Exactly. A century ago, that child might have been no more than an object of pity and shame, locked away in a mental hospital, with only the diapers changed and food provided, in an atmosphere with less stimulation than zoo animals get now, and even that much given out of everyone’s sight. Without a parent who refused to go with the status quo, that’s what they got.

A child who has less mental or social capacity to start with needs a bit more help to make the most of that. The more help they get in childhood, the more they can make of what they have, the less their life-long dependence and the greater their ability to contribute is likely to be.

That is no small thing, from a Christian standpoint. Maybe a person of low mental capacity won’t give that back in a dollars and cents way. But being able to contribute to the best of one’s ability, to work to one’s full capacity, that’s part of one’s dignity as a human being.

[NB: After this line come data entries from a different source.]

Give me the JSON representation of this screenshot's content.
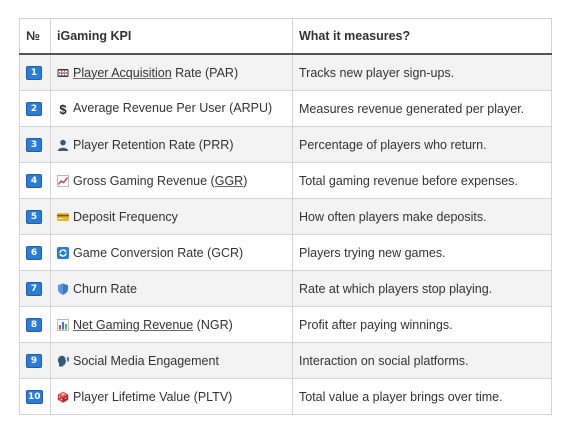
{
  "table": {
    "headers": {
      "number": "№",
      "kpi": "iGaming KPI",
      "measures": "What it measures?"
    },
    "rows": [
      {
        "num": "1",
        "icon": "slot-machine-icon",
        "link": "Player Acquisition",
        "rest": " Rate (PAR)",
        "measures": "Tracks new player sign-ups."
      },
      {
        "num": "2",
        "icon": "dollar-icon",
        "link": "",
        "rest": "Average Revenue Per User (ARPU)",
        "measures": "Measures revenue generated per player."
      },
      {
        "num": "3",
        "icon": "user-icon",
        "link": "",
        "rest": "Player Retention Rate (PRR)",
        "measures": "Percentage of players who return."
      },
      {
        "num": "4",
        "icon": "trend-chart-icon",
        "pre": "Gross Gaming Revenue (",
        "link": "GGR",
        "post": ")",
        "measures": "Total gaming revenue before expenses."
      },
      {
        "num": "5",
        "icon": "credit-card-icon",
        "link": "",
        "rest": "Deposit Frequency",
        "measures": "How often players make deposits."
      },
      {
        "num": "6",
        "icon": "cycle-arrows-icon",
        "link": "",
        "rest": "Game Conversion Rate (GCR)",
        "measures": "Players trying new games."
      },
      {
        "num": "7",
        "icon": "shield-icon",
        "link": "",
        "rest": "Churn Rate",
        "measures": "Rate at which players stop playing."
      },
      {
        "num": "8",
        "icon": "bar-chart-icon",
        "link": "Net Gaming Revenue",
        "rest": " (NGR)",
        "measures": "Profit after paying winnings."
      },
      {
        "num": "9",
        "icon": "speaking-head-icon",
        "link": "",
        "rest": "Social Media Engagement",
        "measures": "Interaction on social platforms."
      },
      {
        "num": "10",
        "icon": "die-icon",
        "link": "",
        "rest": "Player Lifetime Value (PLTV)",
        "measures": "Total value a player brings over time."
      }
    ]
  },
  "colors": {
    "badge": "#2b7bd8",
    "row_alt": "#f3f3f3",
    "header_rule": "#555555"
  }
}
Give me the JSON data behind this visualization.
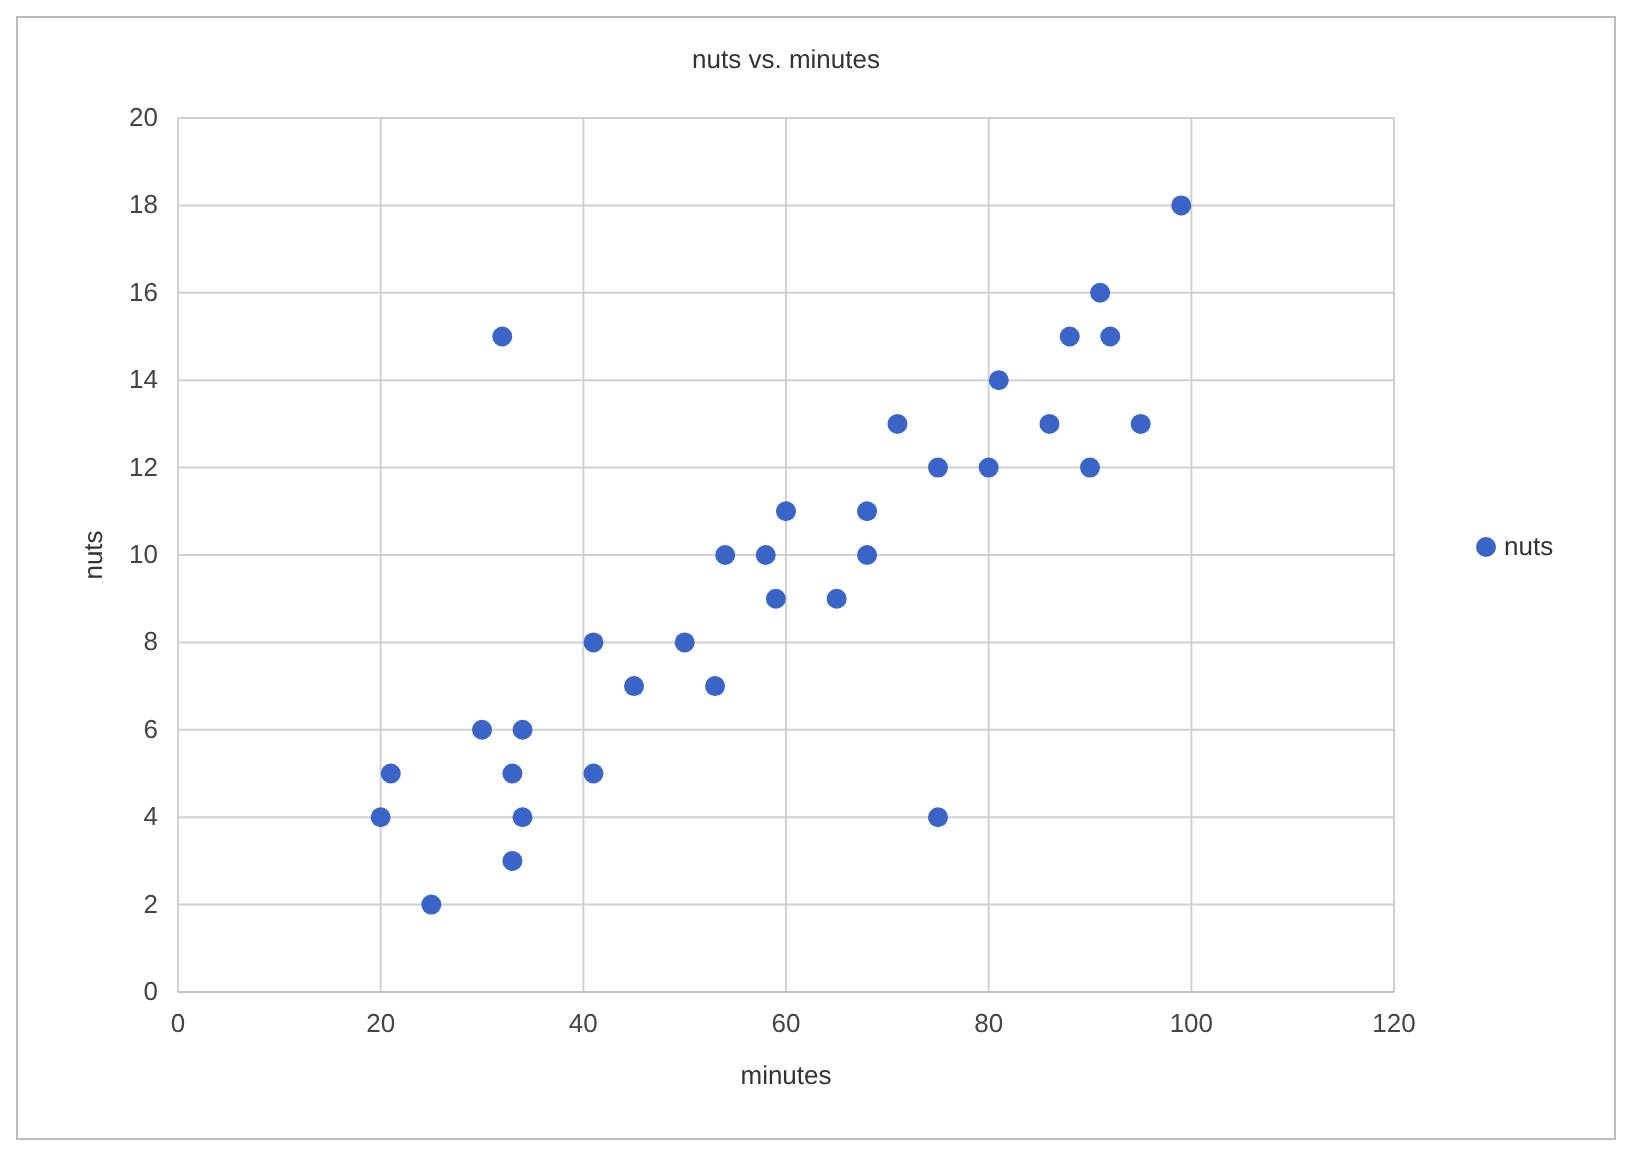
{
  "chart_data": {
    "type": "scatter",
    "title": "nuts vs. minutes",
    "xlabel": "minutes",
    "ylabel": "nuts",
    "x": [
      20,
      21,
      25,
      30,
      32,
      33,
      33,
      34,
      34,
      41,
      41,
      45,
      50,
      53,
      54,
      58,
      59,
      60,
      65,
      68,
      68,
      71,
      75,
      75,
      80,
      81,
      86,
      88,
      91,
      92,
      90,
      95,
      99
    ],
    "series": [
      {
        "name": "nuts",
        "color": "#3a64c8",
        "values": [
          4,
          5,
          2,
          6,
          15,
          5,
          3,
          6,
          4,
          8,
          5,
          7,
          8,
          7,
          10,
          10,
          9,
          11,
          9,
          11,
          10,
          13,
          12,
          4,
          12,
          14,
          13,
          15,
          16,
          15,
          12,
          13,
          18
        ]
      }
    ],
    "xlim": [
      0,
      120
    ],
    "xticks": [
      0,
      20,
      40,
      60,
      80,
      100,
      120
    ],
    "ylim": [
      0,
      20
    ],
    "yticks": [
      0,
      2,
      4,
      6,
      8,
      10,
      12,
      14,
      16,
      18,
      20
    ],
    "grid": true,
    "legend": "right",
    "marker": "circle"
  }
}
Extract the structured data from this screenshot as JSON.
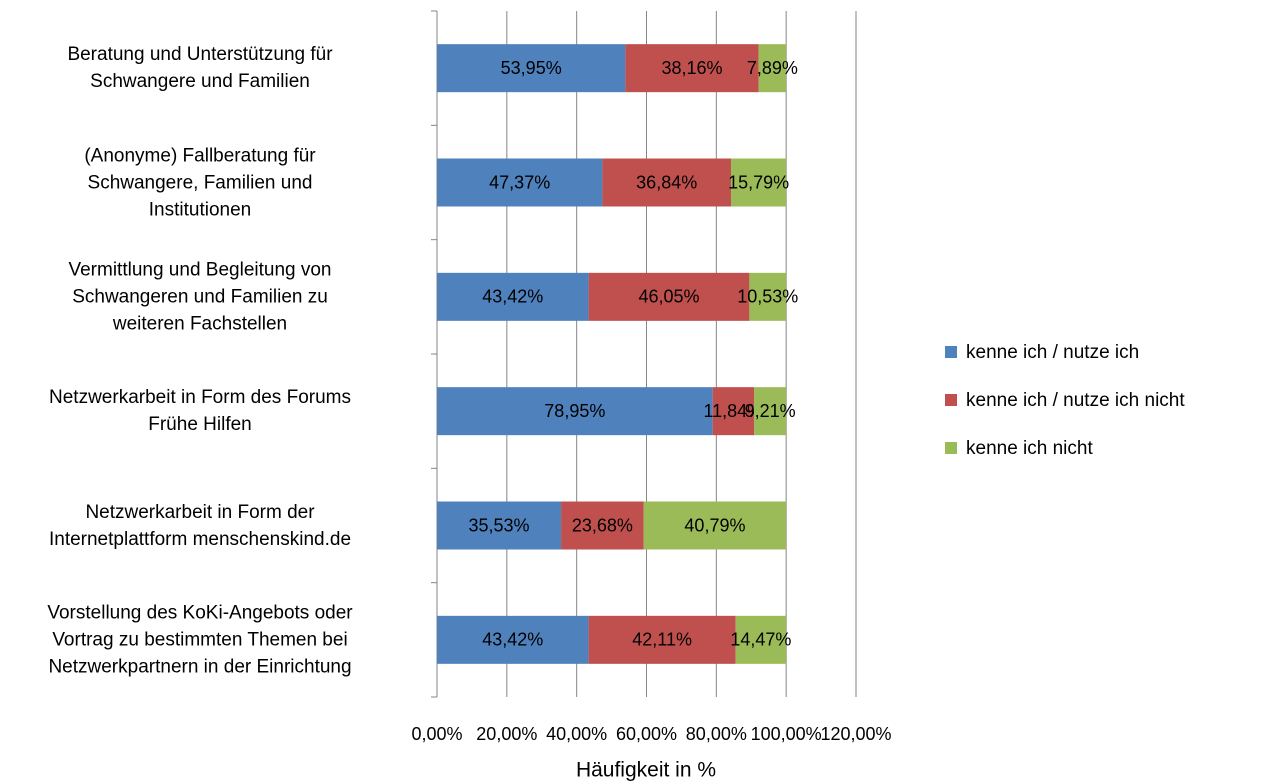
{
  "chart_data": {
    "type": "stacked-barh",
    "xlabel": "Häufigkeit in %",
    "categories": [
      "Beratung und Unterstützung für\nSchwangere und Familien",
      "(Anonyme) Fallberatung für\nSchwangere, Familien und\nInstitutionen",
      "Vermittlung und Begleitung von\nSchwangeren und Familien zu\nweiteren Fachstellen",
      "Netzwerkarbeit in Form des Forums\nFrühe Hilfen",
      "Netzwerkarbeit in Form der\nInternetplattform menschenskind.de",
      "Vorstellung des KoKi-Angebots oder\nVortrag zu bestimmten Themen bei\nNetzwerkpartnern in der Einrichtung"
    ],
    "series": [
      {
        "name": "kenne ich / nutze ich",
        "color": "#4f81bd",
        "values": [
          53.95,
          47.37,
          43.42,
          78.95,
          35.53,
          43.42
        ],
        "value_labels": [
          "53,95%",
          "47,37%",
          "43,42%",
          "78,95%",
          "35,53%",
          "43,42%"
        ]
      },
      {
        "name": "kenne ich / nutze ich nicht",
        "color": "#c0504d",
        "values": [
          38.16,
          36.84,
          46.05,
          11.84,
          23.68,
          42.11
        ],
        "value_labels": [
          "38,16%",
          "36,84%",
          "46,05%",
          "11,84%",
          "23,68%",
          "42,11%"
        ]
      },
      {
        "name": "kenne ich nicht",
        "color": "#9bbb59",
        "values": [
          7.89,
          15.79,
          10.53,
          9.21,
          40.79,
          14.47
        ],
        "value_labels": [
          "7,89%",
          "15,79%",
          "10,53%",
          "9,21%",
          "40,79%",
          "14,47%"
        ]
      }
    ],
    "xlim": [
      0,
      120
    ],
    "xticks": [
      {
        "value": 0,
        "label": "0,00%"
      },
      {
        "value": 20,
        "label": "20,00%"
      },
      {
        "value": 40,
        "label": "40,00%"
      },
      {
        "value": 60,
        "label": "60,00%"
      },
      {
        "value": 80,
        "label": "80,00%"
      },
      {
        "value": 100,
        "label": "100,00%"
      },
      {
        "value": 120,
        "label": "120,00%"
      }
    ],
    "grid": true,
    "legend": "right"
  }
}
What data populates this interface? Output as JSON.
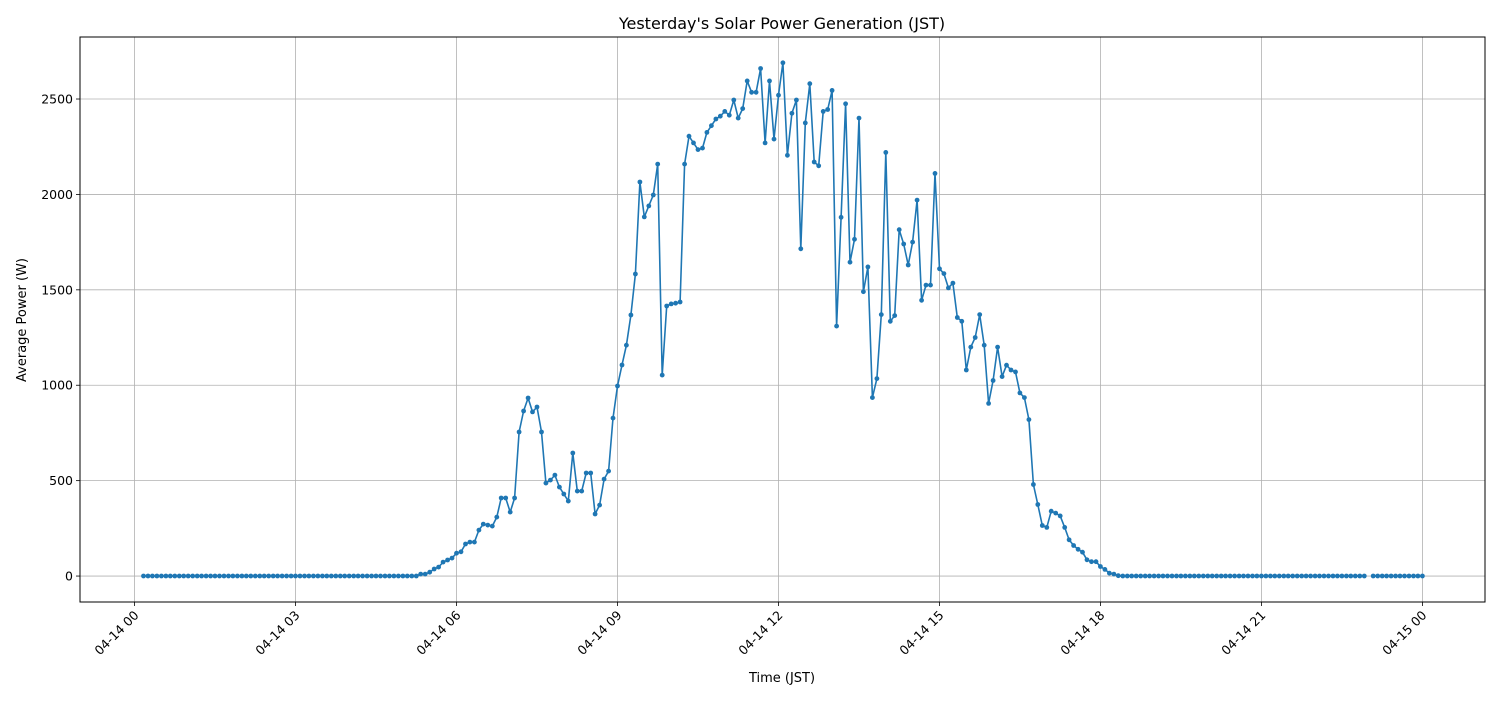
{
  "chart_data": {
    "type": "line",
    "title": "Yesterday's Solar Power Generation (JST)",
    "xlabel": "Time (JST)",
    "ylabel": "Average Power (W)",
    "xlim": [
      "04-13 22:59",
      "04-15 01:10"
    ],
    "ylim": [
      -136,
      2825
    ],
    "grid": true,
    "marker": "dot",
    "color": "#1f77b4",
    "x_ticks": [
      "04-14 00",
      "04-14 03",
      "04-14 06",
      "04-14 09",
      "04-14 12",
      "04-14 15",
      "04-14 18",
      "04-14 21",
      "04-15 00"
    ],
    "y_ticks": [
      0,
      500,
      1000,
      1500,
      2000,
      2500
    ],
    "x": [
      "04-14 00:10",
      "04-14 00:15",
      "04-14 00:20",
      "04-14 00:25",
      "04-14 00:30",
      "04-14 00:35",
      "04-14 00:40",
      "04-14 00:45",
      "04-14 00:50",
      "04-14 00:55",
      "04-14 01:00",
      "04-14 01:05",
      "04-14 01:10",
      "04-14 01:15",
      "04-14 01:20",
      "04-14 01:25",
      "04-14 01:30",
      "04-14 01:35",
      "04-14 01:40",
      "04-14 01:45",
      "04-14 01:50",
      "04-14 01:55",
      "04-14 02:00",
      "04-14 02:05",
      "04-14 02:10",
      "04-14 02:15",
      "04-14 02:20",
      "04-14 02:25",
      "04-14 02:30",
      "04-14 02:35",
      "04-14 02:40",
      "04-14 02:45",
      "04-14 02:50",
      "04-14 02:55",
      "04-14 03:00",
      "04-14 03:05",
      "04-14 03:10",
      "04-14 03:15",
      "04-14 03:20",
      "04-14 03:25",
      "04-14 03:30",
      "04-14 03:35",
      "04-14 03:40",
      "04-14 03:45",
      "04-14 03:50",
      "04-14 03:55",
      "04-14 04:00",
      "04-14 04:05",
      "04-14 04:10",
      "04-14 04:15",
      "04-14 04:20",
      "04-14 04:25",
      "04-14 04:30",
      "04-14 04:35",
      "04-14 04:40",
      "04-14 04:45",
      "04-14 04:50",
      "04-14 04:55",
      "04-14 05:00",
      "04-14 05:05",
      "04-14 05:10",
      "04-14 05:15",
      "04-14 05:20",
      "04-14 05:25",
      "04-14 05:30",
      "04-14 05:35",
      "04-14 05:40",
      "04-14 05:45",
      "04-14 05:50",
      "04-14 05:55",
      "04-14 06:00",
      "04-14 06:05",
      "04-14 06:10",
      "04-14 06:15",
      "04-14 06:20",
      "04-14 06:25",
      "04-14 06:30",
      "04-14 06:35",
      "04-14 06:40",
      "04-14 06:45",
      "04-14 06:50",
      "04-14 06:55",
      "04-14 07:00",
      "04-14 07:05",
      "04-14 07:10",
      "04-14 07:15",
      "04-14 07:20",
      "04-14 07:25",
      "04-14 07:30",
      "04-14 07:35",
      "04-14 07:40",
      "04-14 07:45",
      "04-14 07:50",
      "04-14 07:55",
      "04-14 08:00",
      "04-14 08:05",
      "04-14 08:10",
      "04-14 08:15",
      "04-14 08:20",
      "04-14 08:25",
      "04-14 08:30",
      "04-14 08:35",
      "04-14 08:40",
      "04-14 08:45",
      "04-14 08:50",
      "04-14 08:55",
      "04-14 09:00",
      "04-14 09:05",
      "04-14 09:10",
      "04-14 09:15",
      "04-14 09:20",
      "04-14 09:25",
      "04-14 09:30",
      "04-14 09:35",
      "04-14 09:40",
      "04-14 09:45",
      "04-14 09:50",
      "04-14 09:55",
      "04-14 10:00",
      "04-14 10:05",
      "04-14 10:10",
      "04-14 10:15",
      "04-14 10:20",
      "04-14 10:25",
      "04-14 10:30",
      "04-14 10:35",
      "04-14 10:40",
      "04-14 10:45",
      "04-14 10:50",
      "04-14 10:55",
      "04-14 11:00",
      "04-14 11:05",
      "04-14 11:10",
      "04-14 11:15",
      "04-14 11:20",
      "04-14 11:25",
      "04-14 11:30",
      "04-14 11:35",
      "04-14 11:40",
      "04-14 11:45",
      "04-14 11:50",
      "04-14 11:55",
      "04-14 12:00",
      "04-14 12:05",
      "04-14 12:10",
      "04-14 12:15",
      "04-14 12:20",
      "04-14 12:25",
      "04-14 12:30",
      "04-14 12:35",
      "04-14 12:40",
      "04-14 12:45",
      "04-14 12:50",
      "04-14 12:55",
      "04-14 13:00",
      "04-14 13:05",
      "04-14 13:10",
      "04-14 13:15",
      "04-14 13:20",
      "04-14 13:25",
      "04-14 13:30",
      "04-14 13:35",
      "04-14 13:40",
      "04-14 13:45",
      "04-14 13:50",
      "04-14 13:55",
      "04-14 14:00",
      "04-14 14:05",
      "04-14 14:10",
      "04-14 14:15",
      "04-14 14:20",
      "04-14 14:25",
      "04-14 14:30",
      "04-14 14:35",
      "04-14 14:40",
      "04-14 14:45",
      "04-14 14:50",
      "04-14 14:55",
      "04-14 15:00",
      "04-14 15:05",
      "04-14 15:10",
      "04-14 15:15",
      "04-14 15:20",
      "04-14 15:25",
      "04-14 15:30",
      "04-14 15:35",
      "04-14 15:40",
      "04-14 15:45",
      "04-14 15:50",
      "04-14 15:55",
      "04-14 16:00",
      "04-14 16:05",
      "04-14 16:10",
      "04-14 16:15",
      "04-14 16:20",
      "04-14 16:25",
      "04-14 16:30",
      "04-14 16:35",
      "04-14 16:40",
      "04-14 16:45",
      "04-14 16:50",
      "04-14 16:55",
      "04-14 17:00",
      "04-14 17:05",
      "04-14 17:10",
      "04-14 17:15",
      "04-14 17:20",
      "04-14 17:25",
      "04-14 17:30",
      "04-14 17:35",
      "04-14 17:40",
      "04-14 17:45",
      "04-14 17:50",
      "04-14 17:55",
      "04-14 18:00",
      "04-14 18:05",
      "04-14 18:10",
      "04-14 18:15",
      "04-14 18:20",
      "04-14 18:25",
      "04-14 18:30",
      "04-14 18:35",
      "04-14 18:40",
      "04-14 18:45",
      "04-14 18:50",
      "04-14 18:55",
      "04-14 19:00",
      "04-14 19:05",
      "04-14 19:10",
      "04-14 19:15",
      "04-14 19:20",
      "04-14 19:25",
      "04-14 19:30",
      "04-14 19:35",
      "04-14 19:40",
      "04-14 19:45",
      "04-14 19:50",
      "04-14 19:55",
      "04-14 20:00",
      "04-14 20:05",
      "04-14 20:10",
      "04-14 20:15",
      "04-14 20:20",
      "04-14 20:25",
      "04-14 20:30",
      "04-14 20:35",
      "04-14 20:40",
      "04-14 20:45",
      "04-14 20:50",
      "04-14 20:55",
      "04-14 21:00",
      "04-14 21:05",
      "04-14 21:10",
      "04-14 21:15",
      "04-14 21:20",
      "04-14 21:25",
      "04-14 21:30",
      "04-14 21:35",
      "04-14 21:40",
      "04-14 21:45",
      "04-14 21:50",
      "04-14 21:55",
      "04-14 22:00",
      "04-14 22:05",
      "04-14 22:10",
      "04-14 22:15",
      "04-14 22:20",
      "04-14 22:25",
      "04-14 22:30",
      "04-14 22:35",
      "04-14 22:40",
      "04-14 22:45",
      "04-14 22:50",
      "04-14 22:55",
      "04-14 23:00",
      "04-14 23:05",
      "04-14 23:10",
      "04-14 23:15",
      "04-14 23:20",
      "04-14 23:25",
      "04-14 23:30",
      "04-14 23:35",
      "04-14 23:40",
      "04-14 23:45",
      "04-14 23:50",
      "04-14 23:55",
      "04-15 00:00"
    ],
    "values": [
      0,
      0,
      0,
      0,
      0,
      0,
      0,
      0,
      0,
      0,
      0,
      0,
      0,
      0,
      0,
      0,
      0,
      0,
      0,
      0,
      0,
      0,
      0,
      0,
      0,
      0,
      0,
      0,
      0,
      0,
      0,
      0,
      0,
      0,
      0,
      0,
      0,
      0,
      0,
      0,
      0,
      0,
      0,
      0,
      0,
      0,
      0,
      0,
      0,
      0,
      0,
      0,
      0,
      0,
      0,
      0,
      0,
      0,
      0,
      0,
      0,
      0,
      10,
      10,
      20,
      37,
      47,
      73,
      84,
      94,
      120,
      127,
      168,
      178,
      178,
      241,
      272,
      267,
      262,
      309,
      409,
      409,
      335,
      409,
      755,
      865,
      933,
      860,
      886,
      755,
      487,
      503,
      529,
      466,
      430,
      393,
      645,
      445,
      445,
      540,
      540,
      325,
      372,
      508,
      550,
      828,
      996,
      1106,
      1210,
      1368,
      1583,
      2065,
      1882,
      1940,
      1997,
      2159,
      1053,
      1415,
      1426,
      1430,
      1436,
      2159,
      2305,
      2270,
      2235,
      2243,
      2325,
      2360,
      2395,
      2410,
      2435,
      2415,
      2495,
      2400,
      2450,
      2595,
      2535,
      2535,
      2660,
      2270,
      2595,
      2290,
      2520,
      2690,
      2205,
      2425,
      2495,
      1715,
      2375,
      2580,
      2170,
      2150,
      2435,
      2445,
      2545,
      1310,
      1880,
      2475,
      1645,
      1765,
      2400,
      1490,
      1620,
      935,
      1035,
      1370,
      2220,
      1335,
      1365,
      1815,
      1740,
      1630,
      1750,
      1970,
      1445,
      1525,
      1525,
      2110,
      1610,
      1585,
      1510,
      1535,
      1355,
      1335,
      1080,
      1200,
      1250,
      1370,
      1210,
      905,
      1025,
      1200,
      1045,
      1105,
      1080,
      1070,
      960,
      935,
      820,
      480,
      375,
      265,
      255,
      340,
      330,
      315,
      255,
      190,
      160,
      140,
      125,
      85,
      75,
      75,
      50,
      35,
      15,
      10,
      2,
      0,
      0,
      0,
      0,
      0,
      0,
      0,
      0,
      0,
      0,
      0,
      0,
      0,
      0,
      0,
      0,
      0,
      0,
      0,
      0,
      0,
      0,
      0,
      0,
      0,
      0,
      0,
      0,
      0,
      0,
      0,
      0,
      0,
      0,
      0,
      0,
      0,
      0,
      0,
      0,
      0,
      0,
      0,
      0,
      0,
      0,
      0,
      0,
      0,
      0,
      0,
      0,
      0,
      0,
      0,
      null,
      0,
      0,
      0,
      0,
      0,
      0,
      0,
      0,
      0,
      0,
      0,
      0
    ]
  }
}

Every person has a service to render to God. Likewise, a child with social or emotional deficits cannot be left behind. It is not a waste to help them. Rather, it is a waste not to. Sometimes, too, it plays right into the hand of evil when we fail those kids, pure and simple. In those cases, we are “lucky” if the cost of incarceration is the greatest of the costs incurred.

These are the least of our brethren, the ones Jesus set before us as special charges. It isn’t for us to say, “Your potential just isn’t worth the trouble.” Rather, to each according to need, from each according to ability, and all for the greater glory of God.